Österreichischer Wein wird knapp

11. Februar 2017, 17:00
352 Postings

Die geringen Ernten der letzten Jahre werden schlagend: Bei Sorten wie Sauvignon blanc oder Muskateller wird das Angebot kleiner

Wien – Im vergangenen Jahr gab es im Sommer viel Regen und dann auch noch Frost in der Steiermark und dem Burgenland. Eine qualitativ hochwertige, mengenmäßig aber geringe Weinernte von zwei Millionen Hektolitern war das Ergebnis. Auch in den Jahren davor waren die Ernten unterdurchschnittlich. Bis zu 2,8 Millionen Hektoliter können geerntet werden, wie 2008 geschehen; im langjährigen Schnitt sind es 2,5 Millionen Hektoliter.
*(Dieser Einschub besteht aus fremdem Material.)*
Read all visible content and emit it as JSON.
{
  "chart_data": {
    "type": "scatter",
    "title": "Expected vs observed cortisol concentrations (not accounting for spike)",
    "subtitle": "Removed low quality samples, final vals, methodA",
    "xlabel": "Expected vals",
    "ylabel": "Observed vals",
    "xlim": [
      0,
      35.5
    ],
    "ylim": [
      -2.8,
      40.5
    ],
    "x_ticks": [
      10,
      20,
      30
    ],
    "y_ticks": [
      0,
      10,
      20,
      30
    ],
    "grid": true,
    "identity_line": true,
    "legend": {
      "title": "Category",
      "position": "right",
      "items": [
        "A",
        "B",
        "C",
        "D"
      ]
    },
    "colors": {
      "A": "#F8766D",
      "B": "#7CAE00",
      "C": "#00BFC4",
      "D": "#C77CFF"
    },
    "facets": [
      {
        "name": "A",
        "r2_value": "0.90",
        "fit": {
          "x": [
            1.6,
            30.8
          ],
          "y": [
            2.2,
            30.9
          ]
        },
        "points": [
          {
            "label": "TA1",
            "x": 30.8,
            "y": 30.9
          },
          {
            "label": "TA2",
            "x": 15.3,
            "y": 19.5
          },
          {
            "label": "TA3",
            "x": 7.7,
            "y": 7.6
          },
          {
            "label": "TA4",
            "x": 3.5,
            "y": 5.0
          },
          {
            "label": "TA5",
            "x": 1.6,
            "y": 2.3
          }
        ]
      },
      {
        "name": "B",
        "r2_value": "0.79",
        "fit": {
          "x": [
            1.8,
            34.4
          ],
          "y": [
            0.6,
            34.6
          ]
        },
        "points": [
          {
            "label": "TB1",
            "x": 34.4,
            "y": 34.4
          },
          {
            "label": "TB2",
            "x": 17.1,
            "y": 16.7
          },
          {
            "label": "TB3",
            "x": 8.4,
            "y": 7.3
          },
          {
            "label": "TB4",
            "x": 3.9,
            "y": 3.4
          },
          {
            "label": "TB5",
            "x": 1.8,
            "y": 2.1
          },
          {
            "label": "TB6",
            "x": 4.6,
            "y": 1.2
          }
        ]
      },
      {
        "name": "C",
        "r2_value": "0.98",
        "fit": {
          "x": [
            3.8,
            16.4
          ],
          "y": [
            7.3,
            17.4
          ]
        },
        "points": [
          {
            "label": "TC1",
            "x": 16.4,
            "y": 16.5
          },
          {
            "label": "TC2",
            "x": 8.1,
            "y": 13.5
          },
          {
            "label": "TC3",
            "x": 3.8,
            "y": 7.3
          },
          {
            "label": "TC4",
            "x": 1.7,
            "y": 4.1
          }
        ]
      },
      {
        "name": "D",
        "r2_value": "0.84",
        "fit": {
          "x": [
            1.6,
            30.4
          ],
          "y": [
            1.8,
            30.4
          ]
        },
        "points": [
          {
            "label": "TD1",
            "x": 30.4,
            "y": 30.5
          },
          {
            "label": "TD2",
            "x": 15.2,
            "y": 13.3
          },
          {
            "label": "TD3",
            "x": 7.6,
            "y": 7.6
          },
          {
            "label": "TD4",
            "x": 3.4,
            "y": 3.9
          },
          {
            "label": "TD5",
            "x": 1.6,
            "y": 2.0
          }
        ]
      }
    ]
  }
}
Dadurch werden Sorten knapp: vor allem Sauvignon blanc und der frostempfindliche Muskateller. Auch vom Zweigelt wird weniger auf den Markt kommen. Bei den Rotweinen aber ist das Problem nicht so akut, erläutert Weinbaupräsident Johannes Schmuckenschlager, denn vom Roten kommen jetzt erst einmal die Jahrgänge 2014 und 2015 in den Verkauf.

Marktanteilsverluste drohen

Da in Österreich gut 2,5 Millionen Hektoliter Wein im Jahr getrunken werden, tut sich bei geringeren Ernten schnell eine Lücke auf. Zwar gab es, immer stark schwankend, Importe – so 2014/25 in Höhe von 700.000 Hektolitern. Aber natürlich haben die Weinbauern Interesse daran, dass der Inlandskonsum möglichst aus eigenem Angebot gedeckt wird. Und der Export soll weiterhin so florieren wie in den letzten Jahren.

Im eben veröffentlichten Jahresbericht 2016 der Österreich Wein Marketing wird von einem zunehmenden Versorgungsproblem berichtet. Weinmarketingchef Wilhelm Klinger verweist auf gestiegene Trauben- und Fassweinpreise, was natürlich zu Preiserhöhungen im Verkauf führt. Er befürchtet einen "spürbaren Marktanteilsverlust im Preiseinstiegssegment", sprich bei den Billigweinen.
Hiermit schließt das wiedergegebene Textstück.